ALEX SABINO SÃO PAULO, SP (FOLHAPRESS) – Jorge Sampaoli, 57, que será anunciado oficialmente até o início de junho como novo técnico da seleção argentina, tem uma tatuagem no antebraço esquerdo. “No escucho y sigo, porque mucho de lo que está prohibido me hace vivir” (“Não escuto e sigo, porque muito do que está proibido me faz viver”, em espanhol), diz o texto.

É o trecho de “Prohibido”, música da banda de rock Callejeros. O vocalista do grupo, Patricio “Pato” Fontanet, cumpre pena de sete anos na penitenciária de Ezeiza, em Buenos Aires, pela tragédia que ficou conhecida como Cromañon. Durante o show do conjunto em 2004, uma pessoa na plateia acendeu um sinalizador, causando pânico. Foi uma das maiores tragédias da história argentina, com 194 mortos e 1.400 feridos.

Sampaoli é amigo de Fontanet e lidera, já há alguns anos, campanha pela sua libertação. É uma fixação que se encaixa sob medida na personalidade obsessiva do técnico que terá a missão de levar a Argentina para a Copa do Mundo de 2018, na Rússia.
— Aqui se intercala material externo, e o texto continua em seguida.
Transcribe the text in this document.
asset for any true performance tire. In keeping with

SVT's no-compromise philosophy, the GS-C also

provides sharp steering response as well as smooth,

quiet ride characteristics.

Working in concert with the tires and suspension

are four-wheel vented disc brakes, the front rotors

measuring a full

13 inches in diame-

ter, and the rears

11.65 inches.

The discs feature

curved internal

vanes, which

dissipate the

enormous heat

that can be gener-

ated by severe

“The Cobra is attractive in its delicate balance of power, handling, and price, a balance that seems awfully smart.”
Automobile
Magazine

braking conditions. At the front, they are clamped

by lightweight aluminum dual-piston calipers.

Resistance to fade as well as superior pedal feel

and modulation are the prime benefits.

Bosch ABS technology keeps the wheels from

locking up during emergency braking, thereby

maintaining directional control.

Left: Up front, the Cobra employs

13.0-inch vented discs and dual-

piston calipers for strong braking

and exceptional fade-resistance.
O Sevilla, time espanhol no qual o treinador trabalhava, anunciou nesta sexta-feira (26) que chegou a um acordo com a AFA (Associação do Futebol Argentino) para rescindir o contrato do técnico.

“Não basta eu dizer que Sampaoli vive futebol. Isso não lhe faria justiça. Ele sabe o que acontece em todos lugares e com todos os jogadores. É inacreditável”, disse Arturo Vidal, seu comandado na seleção chilena.
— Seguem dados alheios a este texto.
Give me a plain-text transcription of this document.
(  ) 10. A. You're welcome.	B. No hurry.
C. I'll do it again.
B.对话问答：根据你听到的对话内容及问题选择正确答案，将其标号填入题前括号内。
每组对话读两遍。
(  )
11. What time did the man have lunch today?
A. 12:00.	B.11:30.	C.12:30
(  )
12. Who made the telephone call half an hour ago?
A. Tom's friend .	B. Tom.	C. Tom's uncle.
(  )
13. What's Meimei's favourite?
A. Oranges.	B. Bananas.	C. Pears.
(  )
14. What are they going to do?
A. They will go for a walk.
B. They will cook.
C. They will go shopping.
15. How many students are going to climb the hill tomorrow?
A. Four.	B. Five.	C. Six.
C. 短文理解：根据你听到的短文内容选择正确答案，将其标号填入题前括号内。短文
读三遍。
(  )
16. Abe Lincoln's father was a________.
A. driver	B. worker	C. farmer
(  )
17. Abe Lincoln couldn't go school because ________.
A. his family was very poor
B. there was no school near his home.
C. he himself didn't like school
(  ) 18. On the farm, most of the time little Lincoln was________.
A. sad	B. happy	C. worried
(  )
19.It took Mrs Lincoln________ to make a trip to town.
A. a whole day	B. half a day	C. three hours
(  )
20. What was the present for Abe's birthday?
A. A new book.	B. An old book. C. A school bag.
Jogador que teve de abandonar a carreira aos 20 anos após fratura na tíbia, Sampaoli é escolha quase unânime entre dirigentes e preferido dos torcedores, mas não conta com a simpatia de colegas.
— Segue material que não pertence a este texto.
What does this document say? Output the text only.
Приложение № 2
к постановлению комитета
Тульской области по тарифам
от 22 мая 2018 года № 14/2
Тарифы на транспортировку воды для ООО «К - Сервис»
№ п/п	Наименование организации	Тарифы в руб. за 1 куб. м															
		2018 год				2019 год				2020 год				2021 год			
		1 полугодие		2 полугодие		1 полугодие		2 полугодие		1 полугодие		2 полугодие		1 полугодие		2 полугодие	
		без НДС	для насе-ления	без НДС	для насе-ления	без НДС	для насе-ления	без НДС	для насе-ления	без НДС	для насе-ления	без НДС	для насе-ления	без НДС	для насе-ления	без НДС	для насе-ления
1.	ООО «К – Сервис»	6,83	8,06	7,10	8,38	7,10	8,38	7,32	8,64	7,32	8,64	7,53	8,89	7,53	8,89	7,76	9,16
“Se Sampaoli é o melhor técnico para assumir a seleção, acho que precisamos encerrar a escola de treinadores no país e começar tudo de novo”, disse Carlos Bilardo, que levou à Argentina ao título mundial de 1986 e ao vice em 1990. “O que ele ganhou? É muita fumaça e pouco fogo.”

Sampaoli foi campeão chileno e da Copa Sul-Americana com a Universidad de Chile. Com a seleção desse país, conquistou o inédito título da Copa América, em 2015.

Não havia como duas pessoas como Sampaoli e Bilardo se entenderem. O primeiro proibiu os atletas de fazerem sexo durante a Copa do Mundo de 2014. O segundo, quando comandava o Estudiantes, insistia que jovens jogadores cortassem troncos de árvores com machados para “ganharem músculos”.

Sampaoli é fã confesso de Marcelo Bielsa, discípulo do técnico Cesar Menotti, campeão mundial em 1978. Sua admiração é tão grande que, ao encontrá-lo pela primeira vez, emudeceu. Uma loucura que até “El Loco” Bielsa achou estranho.

Menotti é inimigo de Bilardo. Outros treinadores acham Sampaoli antipático e inacessível. Já poderia ter sido o escolhido para dirigir a seleção em julho de 2016, mas o ocupante do cargo, Gerardo “Tata” Martino, fez de tudo para que isso não acontecesse.

Victor Taboada, gerente da AFA, chegou a lhe oferecer o emprego. À espera da vaga, Sampaoli negociava também com o Sevilla. Martino adiou a saída até que o colega resolvesse que não poderia mais esperar.

Oito dias depois de Sampaoli assinar com o clube espanhol, Tata comunicou que deixaria o cargo. Ter vontade de ferro e convicções imutáveis será um cenário interessante na Argentina, que mantém a mesma base desde a Copa de 2010.

Para parte da imprensa local, a equipe se tornou uma confraria capitaneada por Messi e Mascherano. Mas ninguém, em sã consciência, defende a ideia de que ambos sejam excluídos das convocações.

Suas equipes têm estilo vertical, direto, sem jamais renunciar ao jogo ofensivo. Foi assim que o Chile de Sampaoli quase eliminou o Brasil nas oitavas de final da última Copa de 2014. No último lance da prorrogação, Pinilla acertou um chute no travessão. A seleção brasileira venceu nos pênaltis.

Mesmo na época, já havia um lobby por Sampaoli na AFA. Agora não há nenhum Martino para atrapalhar.